On Friday, I found some old family photos from when Catie was much smaller and we looked through them.  I didn't realize that it was upsetting her (or I wouldn't have done it of course) to see the photos because it brought up so many difficult memories.  As she saw photos I'd taken of much happier times when her father was physically able to play with she and Casey the reality set in.  Then when we got to photos of her with her brother and cousins (one of which died unexpectedly on Christmas) more sadness.  As I drove home this evening I realized that God's big plans for me were to help Catelyn get through the last 11 years (and many more to come).

As I drug myself down the stairwell in September I knew that all of my other family and friends would be okay without me.  While they would miss me I had a peace and calm in my heart and soul that everything would eventually be alright for them.  But for Cate, she wouldn't have her Mom to help her grow up.  I knew that she'd be taken care of but it was a different kind of concern and worry.  I knew that she would have a hole in her heart that no one could fix.  Having suffered from severe endometriosis, it was a miracle that she was even here.  I had tried so hard to have a baby and was about to lose what I'd worked so hard to get.  It was that determination and bond that forged me to continue on.

In the beginning it was really difficult for me to identify myself as a 9/11 Survivor.  I really wanted to move on with my life and try to put it behind me.  I wanted no part of being labeled a victim and have always chosen survivor.  As time has passed though, I think I've learned how to embrace it and make the most of it, as difficult as it may be at times.  I am not one to be in the spotlight, I don't like it and never have.  I am at peace doing my work and blending it without having attention called to me.  I've struggled many times with the attention (it was a tragedy on a horrific scale) which is something that I don't articulate well, often share nor is there a handbook to help me with this.

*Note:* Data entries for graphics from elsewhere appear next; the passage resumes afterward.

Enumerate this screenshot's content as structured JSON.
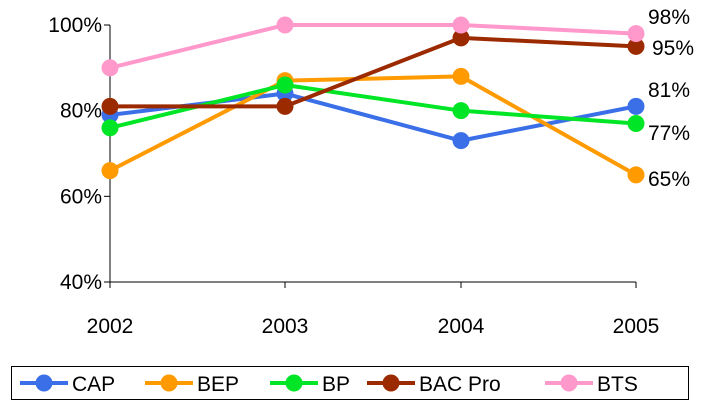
{
  "chart_data": {
    "type": "line",
    "title": "",
    "xlabel": "",
    "ylabel": "",
    "categories": [
      "2002",
      "2003",
      "2004",
      "2005"
    ],
    "ylim": [
      40,
      100
    ],
    "yticks": [
      40,
      60,
      80,
      100
    ],
    "ytick_labels": [
      "40%",
      "60%",
      "80%",
      "100%"
    ],
    "grid": false,
    "legend_position": "bottom",
    "series": [
      {
        "name": "CAP",
        "color": "#3a6fe8",
        "values": [
          79,
          84,
          73,
          81
        ],
        "end_label": "81%"
      },
      {
        "name": "BEP",
        "color": "#ff9a00",
        "values": [
          66,
          87,
          88,
          65
        ],
        "end_label": "65%"
      },
      {
        "name": "BP",
        "color": "#00e626",
        "values": [
          76,
          86,
          80,
          77
        ],
        "end_label": "77%"
      },
      {
        "name": "BAC Pro",
        "color": "#9c2a00",
        "values": [
          81,
          81,
          97,
          95
        ],
        "end_label": "95%"
      },
      {
        "name": "BTS",
        "color": "#ff99cc",
        "values": [
          90,
          100,
          100,
          98
        ],
        "end_label": "98%"
      }
    ]
  }
}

What I've found to work the best though is to make the negative, horrible experiences into positive ones where I learned something and to try to share that knowledge with others.  I learned a lot that day.  I didn't realize it at the time and it has taken over a decade to learn and for me to let it sink in but I did.  I've learned that everyone remembers that day and where they were.  I have learned that everyone wants to share it with me (this is something my husband has helped me to realize).  With my personality, I want to shield them from the pain, anguish and devastation I felt (because I wouldn't wish it on my worst enemy) but I know their thirst for knowledge and my obligation to history and my community trumps it.

So while I usually would rather throw up than stand and speak to a group of strangers recanting the worst day of my life in detail (sometimes graphically when asked) I smile and seek spiritual guidance, courage, and inspiration to share my story.  Over the years many people have thanked me and told me what an inspiration I was to them personally which lets me lay my head on the pillow at night and sleep well.  While I still haven't found the answer to my own questions about why such evil exists in our world and how anyone can behave that way, I do feel like I'm contributing positively and know that in the end, goodness (the light) triumphs over evil (the darkness).

Monday, June 27, 2011

The Battle of the Thermostat

On a daily basis my family and I disagree over the temperature in the house.  Both Brian and Catie are always cold and I'm always hot.  I don't know if some of it is related to early menopause but if so, I dread to see what is coming down the road.  Sometimes I think about just going to my car to sit so I can enjoy the ice cold air blowing on me.  I'm sure the neighbors would wonder what on earth I was doing but honestly, I don't care.  I could take my knitting, a magazine or a book and just relax in the car.  Of course, the logical part of me knows that isn't a good idea because I'm wasting gas (which has an economic impact, not to mention is costly) but it sure sounds relaxing.